Profughi iracheni in Libano: o il carcere o il rimpatrio
Human Rights Watch denuncia la politica di Beirut: il rifiuto di concedere uno status legale anche temporaneo, non permette agli iracheni di trovare lavoro o mandare i figlia scuola. Le autorità libanesi impongono solo due scelte: la galera o il rientro in Iraq, dove li attende la morte. Intanto Baghdad avverte: non siamo pronti a gestire un massiccio flusso migratorio di ritorno.
Beirut (AsiaNews) – Le autorità libanesi rifiutano di concedere uno status legale, anche solo temporaneo, ai profughi iracheni, davanti ai quali si prospettano solo due scelte: o la prigione o il rientro in Iraq. È la denuncia contenuta nel rapporto di Human Rights Watch pubblicato oggi con il titolo: “Marcire qui o morire laggiù”. “Gli iracheni profughi in Libano vivono nel terrore costante del carcere – spiega Bill frelick, direttore per le politiche dell’emigrazione di HRW – chi viene arrestato può evitare di rimanere dietro le sbarre a tempo indefinito solo se accetta di rimpatriare”. Ma il rientro per molti significa una morte assicurata.
 
Tutti gli iracheni fuggiti nei Paesi mediorientali sono generalmente riconosciuti come rifugiati dall’Alto commissariato Onu per i rifugiati (UNHCR).
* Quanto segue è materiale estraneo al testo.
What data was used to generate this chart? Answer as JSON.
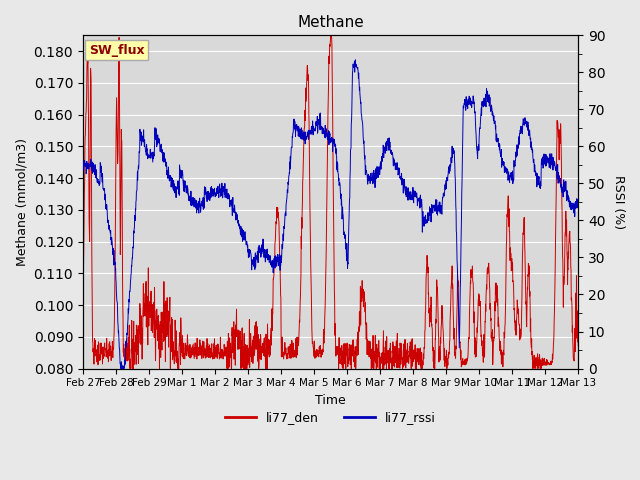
{
  "title": "Methane",
  "xlabel": "Time",
  "ylabel_left": "Methane (mmol/m3)",
  "ylabel_right": "RSSI (%)",
  "ylim_left": [
    0.08,
    0.185
  ],
  "ylim_right": [
    0,
    90
  ],
  "yticks_left": [
    0.08,
    0.09,
    0.1,
    0.11,
    0.12,
    0.13,
    0.14,
    0.15,
    0.16,
    0.17,
    0.18
  ],
  "yticks_right": [
    0,
    10,
    20,
    30,
    40,
    50,
    60,
    70,
    80,
    90
  ],
  "fig_bg_color": "#e8e8e8",
  "plot_bg_color": "#d9d9d9",
  "grid_color": "#ffffff",
  "line_color_red": "#cc0000",
  "line_color_blue": "#0000bb",
  "annotation_text": "SW_flux",
  "annotation_color": "#8B0000",
  "annotation_bg": "#ffffaa",
  "annotation_border": "#aaaaaa",
  "legend_red": "li77_den",
  "legend_blue": "li77_rssi",
  "xticklabels": [
    "Feb 27",
    "Feb 28",
    "Feb 29",
    "Mar 1",
    "Mar 2",
    "Mar 3",
    "Mar 4",
    "Mar 5",
    "Mar 6",
    "Mar 7",
    "Mar 8",
    "Mar 9",
    "Mar 10",
    "Mar 11",
    "Mar 12",
    "Mar 13"
  ],
  "n_points": 2000
}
Ma il Libano non aderisce alla Convenzione Onu sui rifugiati del 1951 e quindi il riconoscimento dell’UNHCR non ha valore legale nel Paese dei cedri. Risultato di questa politica – aggiunge HRW – è che senza uno status legale gli iracheni non possono trovare un lavoro e quando lo trovano sono sfruttati; finiscono per spendere subito tutti i loro risparmi e sono costretti a far lavorare in qualche modo anche i figli per contribuire alla sussistenza della famiglia, impedendo così ai bambini di andare a scuola.
 
Secondo l’UNHCR i profughi iracheni sono circa 4 milioni, di cui circa la metà interna al Paese. In  Libano sono tra i 40mila e i 50mila. Senza contare la presenza di 250mila-300mila profughi palestinesi.
 
Nelle ultime settimane si è assistito a massicci rientri in Iraq soprattutto dalla Siria, incoraggiati da incentivi economici concessi dal governo di Baghdad. La Mezzaluna rossa ha parlato di 25mila rientri tra il 15 settembre e il 30 novembre. Ma secondo l’Onu molti sono spinti solo dalla disperazione e non da un’effettiva fiducia nel miglioramento della sicurezza. Lo stesso governo iracheno ieri ha messo le mani avanti. Non siamo in grado di gestire un rimpatrio di massa – ha detto il ministro per l’Immigrazione, Abdul-Samad Rahman – la percentuale di chi torna non è bilanciata al livello di sicurezza, che seppur migliorato non è ancora completo.
 
L’UNHCR ha annunciato aiuti per 11,4 milioni di dollari destinati alle più vulnerabili famiglie dei profughi rimpatriati e chiede altri 200 milioni di dollari a sostegno dei governi mediorientali ospitanti.